Book-bot.com - read famous books online for free

Jim Davis by John Masefield
page 27 of 166 (16%)
The man told us to get inside the shelter, which we did. Inside it was
rather dark, but the man lit a lantern which hung from the roof, and
kindled a fire in a little fireplace. This fireplace was covered with
turf, so that the smoke should not rise up in a column. We saw that
the floor of the hut was heaped with bracken, and there were tarpaulin
boat-rugs piled in one corner, as though for bedding.

The man picked up a couple of rugs and told us to wrap ourselves in
them. "You'll be cold if you don't wrap up," he said.
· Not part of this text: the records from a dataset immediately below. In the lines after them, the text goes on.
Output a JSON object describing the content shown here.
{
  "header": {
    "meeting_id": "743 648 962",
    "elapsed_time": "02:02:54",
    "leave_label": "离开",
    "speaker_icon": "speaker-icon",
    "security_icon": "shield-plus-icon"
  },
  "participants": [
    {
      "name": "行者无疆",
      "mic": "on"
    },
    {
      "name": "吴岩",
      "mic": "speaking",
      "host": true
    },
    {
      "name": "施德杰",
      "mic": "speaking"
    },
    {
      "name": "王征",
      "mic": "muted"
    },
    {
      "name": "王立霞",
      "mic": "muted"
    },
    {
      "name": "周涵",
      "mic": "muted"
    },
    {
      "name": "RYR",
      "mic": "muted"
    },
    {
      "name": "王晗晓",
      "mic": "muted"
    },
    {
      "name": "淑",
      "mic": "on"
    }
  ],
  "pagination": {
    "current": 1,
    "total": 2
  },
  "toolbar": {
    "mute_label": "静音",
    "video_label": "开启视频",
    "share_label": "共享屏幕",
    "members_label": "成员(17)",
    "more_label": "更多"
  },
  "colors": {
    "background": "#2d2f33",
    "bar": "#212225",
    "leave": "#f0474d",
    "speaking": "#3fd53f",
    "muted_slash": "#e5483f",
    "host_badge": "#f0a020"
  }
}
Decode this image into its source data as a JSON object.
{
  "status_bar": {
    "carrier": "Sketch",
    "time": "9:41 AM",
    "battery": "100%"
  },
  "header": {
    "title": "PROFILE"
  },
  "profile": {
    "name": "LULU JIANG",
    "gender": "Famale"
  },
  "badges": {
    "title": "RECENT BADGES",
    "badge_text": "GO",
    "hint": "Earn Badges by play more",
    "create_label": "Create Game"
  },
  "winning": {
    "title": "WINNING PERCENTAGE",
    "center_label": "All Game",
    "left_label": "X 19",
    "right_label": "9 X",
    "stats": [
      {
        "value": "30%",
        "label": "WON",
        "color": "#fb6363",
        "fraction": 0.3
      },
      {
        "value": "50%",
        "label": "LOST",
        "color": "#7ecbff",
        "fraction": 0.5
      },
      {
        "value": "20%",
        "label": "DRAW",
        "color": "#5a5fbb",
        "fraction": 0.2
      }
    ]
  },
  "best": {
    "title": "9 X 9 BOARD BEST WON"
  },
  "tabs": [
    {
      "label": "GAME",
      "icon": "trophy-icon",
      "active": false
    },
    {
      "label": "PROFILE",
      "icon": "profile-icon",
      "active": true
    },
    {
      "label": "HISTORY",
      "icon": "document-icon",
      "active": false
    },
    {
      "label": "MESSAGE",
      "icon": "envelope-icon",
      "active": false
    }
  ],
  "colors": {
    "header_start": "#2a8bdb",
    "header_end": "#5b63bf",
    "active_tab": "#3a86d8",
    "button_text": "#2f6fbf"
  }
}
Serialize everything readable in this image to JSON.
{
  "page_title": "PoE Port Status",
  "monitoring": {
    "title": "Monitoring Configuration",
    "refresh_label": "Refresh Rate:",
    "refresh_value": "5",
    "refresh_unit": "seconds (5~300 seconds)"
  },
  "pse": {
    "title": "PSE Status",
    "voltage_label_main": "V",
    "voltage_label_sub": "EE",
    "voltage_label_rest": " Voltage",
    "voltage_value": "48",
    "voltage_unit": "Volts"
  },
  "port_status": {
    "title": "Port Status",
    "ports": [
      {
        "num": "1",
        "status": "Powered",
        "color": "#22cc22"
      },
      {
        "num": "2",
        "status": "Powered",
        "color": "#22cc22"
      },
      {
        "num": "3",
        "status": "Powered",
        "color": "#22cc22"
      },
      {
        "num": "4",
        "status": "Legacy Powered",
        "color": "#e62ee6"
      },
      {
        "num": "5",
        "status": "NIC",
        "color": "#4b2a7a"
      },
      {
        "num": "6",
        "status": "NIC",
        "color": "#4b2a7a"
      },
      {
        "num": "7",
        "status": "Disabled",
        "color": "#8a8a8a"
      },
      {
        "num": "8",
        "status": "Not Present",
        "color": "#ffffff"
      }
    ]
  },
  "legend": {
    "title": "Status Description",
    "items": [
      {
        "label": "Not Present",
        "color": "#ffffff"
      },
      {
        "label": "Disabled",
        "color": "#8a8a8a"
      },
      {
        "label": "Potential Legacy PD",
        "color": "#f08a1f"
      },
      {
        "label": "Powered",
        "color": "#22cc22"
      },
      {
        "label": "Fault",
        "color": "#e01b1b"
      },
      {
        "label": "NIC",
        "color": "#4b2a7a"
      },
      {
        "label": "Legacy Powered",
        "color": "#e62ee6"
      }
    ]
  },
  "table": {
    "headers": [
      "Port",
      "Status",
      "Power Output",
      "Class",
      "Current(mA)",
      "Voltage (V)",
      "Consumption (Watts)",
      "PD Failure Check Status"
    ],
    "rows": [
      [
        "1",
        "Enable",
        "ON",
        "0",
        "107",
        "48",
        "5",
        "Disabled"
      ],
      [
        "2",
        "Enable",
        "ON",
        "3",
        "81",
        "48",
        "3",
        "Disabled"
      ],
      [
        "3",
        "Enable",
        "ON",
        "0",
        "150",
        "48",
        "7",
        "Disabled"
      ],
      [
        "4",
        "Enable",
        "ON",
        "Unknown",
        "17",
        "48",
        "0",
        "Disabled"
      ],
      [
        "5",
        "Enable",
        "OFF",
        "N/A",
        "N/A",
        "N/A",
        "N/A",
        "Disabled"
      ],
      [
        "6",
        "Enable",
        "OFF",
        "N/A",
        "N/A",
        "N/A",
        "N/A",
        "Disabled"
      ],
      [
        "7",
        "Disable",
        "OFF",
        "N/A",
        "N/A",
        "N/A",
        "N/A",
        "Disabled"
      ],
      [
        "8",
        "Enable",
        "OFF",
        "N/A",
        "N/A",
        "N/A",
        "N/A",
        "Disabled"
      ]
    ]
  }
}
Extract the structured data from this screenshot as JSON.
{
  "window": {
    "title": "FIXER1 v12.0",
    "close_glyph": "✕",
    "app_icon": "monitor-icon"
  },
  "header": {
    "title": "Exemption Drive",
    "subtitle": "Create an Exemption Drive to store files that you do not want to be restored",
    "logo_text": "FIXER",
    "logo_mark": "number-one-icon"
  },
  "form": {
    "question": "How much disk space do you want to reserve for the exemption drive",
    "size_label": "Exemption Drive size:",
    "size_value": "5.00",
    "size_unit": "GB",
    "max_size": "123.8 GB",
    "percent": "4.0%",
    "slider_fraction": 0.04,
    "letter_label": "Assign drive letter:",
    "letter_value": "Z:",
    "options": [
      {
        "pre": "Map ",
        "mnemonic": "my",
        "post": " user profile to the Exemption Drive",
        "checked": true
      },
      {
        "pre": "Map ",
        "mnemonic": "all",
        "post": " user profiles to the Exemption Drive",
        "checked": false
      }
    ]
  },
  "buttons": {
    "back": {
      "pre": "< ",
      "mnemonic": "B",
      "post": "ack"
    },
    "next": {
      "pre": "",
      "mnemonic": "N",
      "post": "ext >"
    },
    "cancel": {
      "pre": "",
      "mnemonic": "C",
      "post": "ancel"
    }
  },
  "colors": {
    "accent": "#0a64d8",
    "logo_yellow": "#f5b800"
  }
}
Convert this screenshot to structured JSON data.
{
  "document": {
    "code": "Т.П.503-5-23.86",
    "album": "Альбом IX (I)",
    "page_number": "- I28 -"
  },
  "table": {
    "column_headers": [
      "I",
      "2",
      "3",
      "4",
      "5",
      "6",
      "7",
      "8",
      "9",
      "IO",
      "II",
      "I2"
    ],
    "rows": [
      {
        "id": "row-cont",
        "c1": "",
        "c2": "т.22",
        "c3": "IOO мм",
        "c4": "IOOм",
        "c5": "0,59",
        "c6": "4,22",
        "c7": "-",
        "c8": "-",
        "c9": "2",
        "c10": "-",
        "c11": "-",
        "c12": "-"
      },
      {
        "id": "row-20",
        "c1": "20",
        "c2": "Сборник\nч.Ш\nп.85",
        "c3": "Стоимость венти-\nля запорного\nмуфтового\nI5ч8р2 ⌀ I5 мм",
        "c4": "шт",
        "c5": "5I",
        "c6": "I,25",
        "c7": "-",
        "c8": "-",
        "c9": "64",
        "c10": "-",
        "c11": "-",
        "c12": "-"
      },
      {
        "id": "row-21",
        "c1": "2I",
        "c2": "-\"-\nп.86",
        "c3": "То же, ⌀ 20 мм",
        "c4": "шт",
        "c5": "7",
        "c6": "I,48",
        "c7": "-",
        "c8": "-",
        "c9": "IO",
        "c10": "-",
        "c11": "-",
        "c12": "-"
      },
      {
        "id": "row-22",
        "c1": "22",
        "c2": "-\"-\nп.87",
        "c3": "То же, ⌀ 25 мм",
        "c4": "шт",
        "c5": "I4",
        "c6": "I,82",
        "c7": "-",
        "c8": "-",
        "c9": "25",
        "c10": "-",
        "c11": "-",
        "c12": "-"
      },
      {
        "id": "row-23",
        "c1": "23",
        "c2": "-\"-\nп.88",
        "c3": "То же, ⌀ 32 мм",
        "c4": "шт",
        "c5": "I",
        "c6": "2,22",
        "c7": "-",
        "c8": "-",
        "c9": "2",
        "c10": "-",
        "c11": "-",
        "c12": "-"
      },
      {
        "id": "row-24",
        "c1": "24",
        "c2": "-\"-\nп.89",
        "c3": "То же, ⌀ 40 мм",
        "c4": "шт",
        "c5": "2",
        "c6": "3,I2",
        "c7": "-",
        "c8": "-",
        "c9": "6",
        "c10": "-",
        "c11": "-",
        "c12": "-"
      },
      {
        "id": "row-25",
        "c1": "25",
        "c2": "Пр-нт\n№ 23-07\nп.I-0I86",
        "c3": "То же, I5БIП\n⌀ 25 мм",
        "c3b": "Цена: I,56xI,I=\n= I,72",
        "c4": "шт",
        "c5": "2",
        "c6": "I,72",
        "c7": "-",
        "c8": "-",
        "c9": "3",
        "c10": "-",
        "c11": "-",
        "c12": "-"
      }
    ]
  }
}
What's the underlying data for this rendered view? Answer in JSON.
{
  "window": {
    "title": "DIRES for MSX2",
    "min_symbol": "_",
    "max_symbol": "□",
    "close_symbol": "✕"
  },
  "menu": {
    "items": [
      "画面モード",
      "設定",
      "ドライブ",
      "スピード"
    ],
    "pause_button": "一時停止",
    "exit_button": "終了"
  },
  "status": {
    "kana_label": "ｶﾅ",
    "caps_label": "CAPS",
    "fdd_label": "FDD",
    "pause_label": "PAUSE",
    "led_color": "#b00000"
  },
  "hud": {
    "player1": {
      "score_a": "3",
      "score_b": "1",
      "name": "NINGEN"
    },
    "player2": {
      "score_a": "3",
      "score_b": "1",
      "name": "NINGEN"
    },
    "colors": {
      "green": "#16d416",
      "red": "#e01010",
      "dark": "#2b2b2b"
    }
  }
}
As he tucked the rugs about us I noticed that the ring-finger of his
left hand was tattooed with three blue rings. I remembered what Mrs
Cottier had said about the man who had lighted her fire in the barn,
so I stared at him hard, trying to fix his features on my memory. He
was a well-made, active-looking man, with great arms and shoulders.
He was evidently a sailor: one could tell that by the way of his walk,
by the way in which his arms swung, by the way in which his head was
set upon his body. What made him remarkable was the peculiar dancing
brightness of his eyes; they gave his face, at odd moments, the look
of a fiend; then that look would go, and he would look like a
mischievous, merry boy; but more generally he would look fierce and
resolute. Then his straight mouth would set, his eyes puckered in as
though he were looking out to windward, the scar upon his cheek
twitched and turned red, and he looked most wrathful and terrible.

"Well, mister," the man said to me, "would you know me again, in case
you saw me?"

"Yes," I said, "I should know you anywhere."